Portland-based Soderstrom Architects was selected to design a $15 million, multi-use living learning facility on a 100,000-square-foot site that all involved hope will fuel and sustain itself. Soderstrom beat out three other architectural firms in a design competition - one other finalist dropped out - with a plan that includes three initial buildings and then two more in a second phase, each three stories high with about 35 students per floor.
Soderstrom, with engineering help from Eugene's Solarc Architecture and Engineering, took inspiration from Klamath Falls' warm climate and bright skies, and incorporated evacuated tubes and photovoltaics, or PV's, to fuel the majority of the net-zero-energy facility.
When you think of Klamath Falls, you think of the sun, said Dan Danielson, Soderstrom's project architect. It's not like Portland. They get close to 300 days of sunshine, where (in Portland) we can practically count the number of sunny days on one hand. So the big concept is to harvest the solar energy, which is what PV's will do.
All involved consider the project remarkably ambitious - the largest net-zero facility in the United States, according to Joe Holliday, OIT's vice president of student affairs. To make it a reality, Soderstrom and Solarc came up with a three-stage plan - load reduction first, then efficiency and finally on-site renewable energy generation - to keep costs down.

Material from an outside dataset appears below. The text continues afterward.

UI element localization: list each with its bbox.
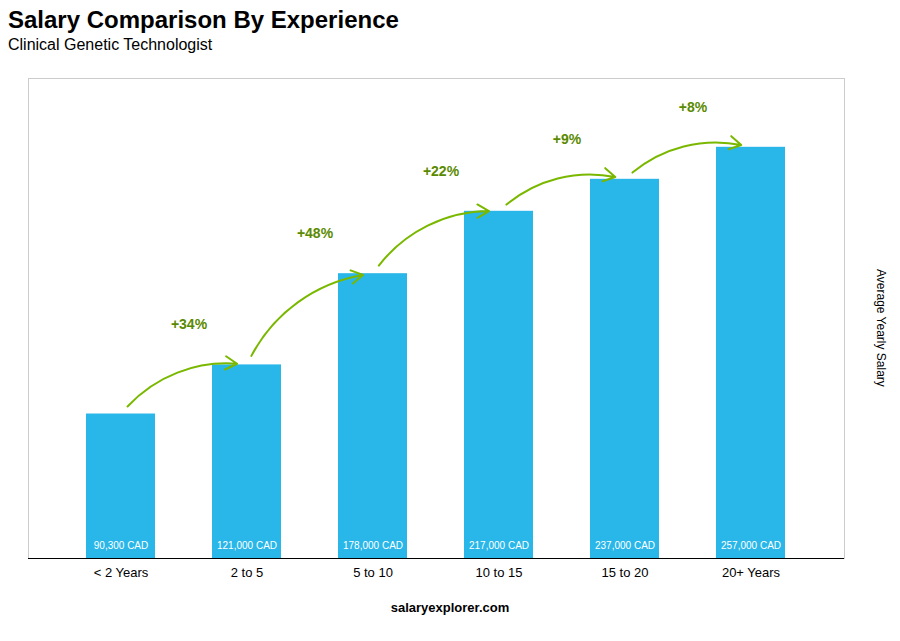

We're trying to make design decisions that save (initial) costs and operation costs, said Mike Hatten, Solarc principal engineer. We're asking, 'What are the appropriate lighting levels? How much light do we need? Where do we need it?' Almost always, that leads us to fewer lights. That's just one example, but there's so much you can do.
To reduce the buildings' energy loads and increase efficiency, the team proposed constructing what Hatten called a working relationship between OIT and the facility's occupants, in which the institution will automate some conservation via timer-controlled light switches and students will make a conscious effort to restrict energy consumption.
One idea I thought was interesting was giving students an energy budget. Or we might have energy competitions among the buildings and have (students) compete for prizes for using the least energy, Holliday said. We're going to need to talk through how much we're going to require the students to do. We know it's not just going to be a place where they live.
Summers at OIT can be hot, but Hatten said the facility will use the Klamath Falls climate to its advantage, via natural ventilation techniques.
One nice thing about Klamath Falls is that early morning temperatures get very, very low, Hatten said. It's an excellent climate for night ventilation to pre-cool offices and classrooms prior to the next day's warm temperatures. And we'll use louvers and wind towers to pre-cool classrooms and maintain comfortable conditions in the majority of spaces.
OIT already heats 95 percent of its campus with geothermal energy, and those resources will play a major role in fueling the residence facility, Hatten said. The buildings will incorporate small base boards or convectors into a passive cooling system, heating rooms either with radiant floors or above-floor radiators.
There's a nice little marriage, Hatten said. There are going to be some spaces that need cooling, and we have some ideas of how to create cool water, first by using solar energy and then supplementing it with geothermal energy. OIT years ago had a geothermal chilling plant and took it out because the technology of the day required a lot of water flow during the summertime. We're bringing it back, but the twist is we're using geothermal only as a backup. With the great solar resource in Klamath Falls, we'll be doing air conditioning with the sun almost all the time.
Although Klamath Falls isn't in a particularly windy area, Soderstrom strove to incorporate wind technologies, which Hatten believes will be the building's most noted feature.
Soderstrom was very interested in integrating vertical-access wind turbines, Hatten said. They're spiral turbines but they look more like moving sculptures. If you look at some of the images they've generated, (the turbines) look like flags but they're really rotating spirals that generate energy whenever the wind is blowing. Their visual design is really a symbol for sustainability.
Although the net-zero goal is ambitious, OIT hopes it shows students just how important sustainability is, said David Ebsen, director of facilities services. After seeing so many different sustainable technologies at play, students will be compelled to restrict energy consumption, he said.
We're trying to teach with this, Ebsen said. We'd never ask a student to submit a project that's 100 percent net-zero. We'd never punish a student for not being able to reach that mark. So 100 percent might not be practical, and it might be hard to achieve, but we want to promote the idea of using new technologies - some of them unproven so far - and to do that we've got to get as close to net zero as we can.
Ebsen hopes the project moves into schematic designs in six to eight months. Danielson is eager to get to work.
When (OIT) called me (to announce Soderstrom had won the design competition), I had kind of an out-of-body experience, Danielson said. This project is on the forefront of sustainable projects in Oregon, if not the entire Northwest. We're so ecstatic.